After a few moments of bowed-head silence, Skinner looked up and asked, “So what was this row between you and Egger about, anyway?”
Zack said, “He just wanted to let me know that I have no business being on his mountain.”
“And that he
wouldn’t put his life in jeopardy to rescue a privileged American’s,” Dustin added.
A chuckle emanated from Skinner’s throat, but his blank expression didn’t change. “Funny thing is, climbers who talk like that--they’re the blokes whose arses always seem to need saving come the end of the day.”
Chapter 13
Camp I
Forty-eight hours later the Himalayan Skies expedition was back at Camp I, having successfully navigated the icefall a third time. That evening, Zack lay in his tent, reading by lantern light about the life of George Mallory, one of the first ever climbers to perish on Mount Everest. Mallory’s body had been discovered over a decade ago, high up on the north side.
“Dustin?” Francesca’s voice called from right outside the tent.
“He’s not here,” Zack called back, strangely relieved. He’d thought his tentmate was with her.
“May I enter?”
Zack sat up straight in his sleeping bag and adjusted his Bristol University sweatshirt, flattening the material against his chest. Then his hands went to his cheeks, smoothing the course facial hair that had sprouted in the week since he’d arrived at Base Camp. Prior to, he’d been taking the time to shave every couple of days.
“Of course.”
She was still dressed in her deep purple climbing suit, still wrapping her slender arms around herself to protect against the cold. Her face glowed in the faint light given off by the lantern as she lowered herself in the middle of the tent. Even at nearly twenty-thousand feet in the bitter cold, her fragrance permeated the enclosed space..

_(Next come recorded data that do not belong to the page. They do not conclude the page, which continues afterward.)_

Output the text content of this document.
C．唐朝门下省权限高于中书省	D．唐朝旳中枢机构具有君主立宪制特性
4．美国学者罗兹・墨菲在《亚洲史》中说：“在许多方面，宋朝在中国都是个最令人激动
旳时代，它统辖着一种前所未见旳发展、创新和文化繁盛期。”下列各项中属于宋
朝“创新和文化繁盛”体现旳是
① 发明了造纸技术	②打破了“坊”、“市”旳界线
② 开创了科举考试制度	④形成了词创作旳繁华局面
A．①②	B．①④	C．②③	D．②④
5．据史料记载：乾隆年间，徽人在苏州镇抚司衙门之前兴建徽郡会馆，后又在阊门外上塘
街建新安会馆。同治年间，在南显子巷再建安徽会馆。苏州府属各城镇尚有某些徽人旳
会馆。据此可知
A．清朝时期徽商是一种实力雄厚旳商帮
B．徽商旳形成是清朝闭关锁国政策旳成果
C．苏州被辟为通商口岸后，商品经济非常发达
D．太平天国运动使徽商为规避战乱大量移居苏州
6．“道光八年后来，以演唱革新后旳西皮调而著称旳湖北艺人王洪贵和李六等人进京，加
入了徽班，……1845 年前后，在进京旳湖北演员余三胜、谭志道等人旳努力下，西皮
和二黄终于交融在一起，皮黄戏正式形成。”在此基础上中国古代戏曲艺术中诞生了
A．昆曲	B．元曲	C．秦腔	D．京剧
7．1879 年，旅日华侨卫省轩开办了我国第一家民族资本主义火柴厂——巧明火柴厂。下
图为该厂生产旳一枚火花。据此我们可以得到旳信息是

“Do you know where is he?” Her warm breath rose like smoke signals to the roof of the tent.
Zack suppressed a smile. Funny, he mused, how even the most educated foreign speakers, like Nadia and Francesca, occasionally transposed two simple words. Then again, Zack thought, we’re all foreigners here in the heights of the Himalayas. All of us but the Sherpas.